If and whenever an NGO obtains any funds from any quarters, national or international, according to this bill, the NGO must not only disclose its source(s) of income but must render an account (a financial statement of its expenses, subject to periodic audit by the Federal Government). In default of this provision, the defaulter(s) will be liable to imprisonment for up to 18 months. Imagine the les Medicins Sans Frontieres (MSF) (Doctors without Borders), a non-governmental organisation, advancing the cause of humanity and best known in war-torn regions and in developing countries afflicted by endemic diseases, being required by the French government to show the sources of their income and the use thereof or creating a commission and a board to supervise their activities! The NGOs in Nigeria are to this country what the MSF is to the international community.

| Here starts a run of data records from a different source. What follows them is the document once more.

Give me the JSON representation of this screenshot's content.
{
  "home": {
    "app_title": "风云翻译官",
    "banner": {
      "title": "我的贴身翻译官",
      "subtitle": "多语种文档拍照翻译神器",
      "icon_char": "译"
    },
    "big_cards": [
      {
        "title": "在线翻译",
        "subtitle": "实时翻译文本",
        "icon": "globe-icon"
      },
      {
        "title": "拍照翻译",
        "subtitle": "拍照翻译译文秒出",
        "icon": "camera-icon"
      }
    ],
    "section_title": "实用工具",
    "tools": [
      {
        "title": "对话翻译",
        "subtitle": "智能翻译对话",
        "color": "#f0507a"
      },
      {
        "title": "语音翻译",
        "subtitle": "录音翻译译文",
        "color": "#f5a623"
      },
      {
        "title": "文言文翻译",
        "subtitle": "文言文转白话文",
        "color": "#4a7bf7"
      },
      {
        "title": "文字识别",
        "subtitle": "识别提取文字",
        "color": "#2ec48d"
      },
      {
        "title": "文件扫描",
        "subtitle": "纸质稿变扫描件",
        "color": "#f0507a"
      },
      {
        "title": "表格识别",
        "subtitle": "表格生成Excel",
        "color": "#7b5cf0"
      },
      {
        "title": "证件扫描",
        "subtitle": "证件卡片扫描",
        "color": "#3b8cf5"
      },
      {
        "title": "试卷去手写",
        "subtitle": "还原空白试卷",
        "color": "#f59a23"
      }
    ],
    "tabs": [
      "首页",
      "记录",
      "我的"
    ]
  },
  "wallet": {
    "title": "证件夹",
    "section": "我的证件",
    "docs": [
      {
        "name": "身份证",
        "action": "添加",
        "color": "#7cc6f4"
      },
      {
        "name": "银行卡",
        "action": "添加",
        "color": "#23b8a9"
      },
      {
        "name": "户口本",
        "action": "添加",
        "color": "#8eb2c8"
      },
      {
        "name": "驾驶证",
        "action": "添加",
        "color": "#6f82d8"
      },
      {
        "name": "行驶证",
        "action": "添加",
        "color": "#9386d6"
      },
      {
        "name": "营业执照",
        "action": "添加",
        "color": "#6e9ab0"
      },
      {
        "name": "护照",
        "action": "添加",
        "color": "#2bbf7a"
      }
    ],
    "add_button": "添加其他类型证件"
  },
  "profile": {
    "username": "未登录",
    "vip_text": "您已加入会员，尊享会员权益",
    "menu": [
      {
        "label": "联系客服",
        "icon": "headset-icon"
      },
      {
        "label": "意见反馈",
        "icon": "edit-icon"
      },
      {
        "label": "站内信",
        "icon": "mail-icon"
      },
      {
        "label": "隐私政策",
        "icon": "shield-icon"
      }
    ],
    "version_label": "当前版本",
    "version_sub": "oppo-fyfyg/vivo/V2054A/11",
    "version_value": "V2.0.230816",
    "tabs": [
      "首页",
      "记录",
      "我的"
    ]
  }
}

Since churches are categorised as NGOs or civil society organisations, the NGO Regulatory Bill is patently a political subterfuge to bring Christianity under government control with a grand design to arrest its growth and expansion by supervising and monitoring its operations as well as superintending the activities of its clerics; yet steering clear of religion and religious matters by a government, any government, is the beginning of wisdom. That was the gravamen of the very First Amendment of the U.S. Constitution in 1791, when the U.S. government distanced itself from all religious matters. In the language of the First Amendment, “Congress shall make no law respecting an establishment of religion, or prohibiting the free exercise thereof; or abridging the freedom of speech, or of the press; or the right of the people peaceably to assemble, and to petition the government for a redress of grievances.”

The Constitution of the Federal Republic of Nigeria, 1999 (as amended), though an amalgam of irreconcilable inconsistencies, enshrines secularity in its Section 10 and the fundamental freedoms of worship, speech and association in its Chapter Four. Similar and identical provisions can be found in the United Nations’ Universal Declaration of Human Rights (1948), in the African Charter on Human and Peoples’ Rights (domesticated as Cap. 10, LFN. 1990) and in several Treaties and Conventions to which Nigeria is signatory

The NGO Regulatory Bill must NEVER become law.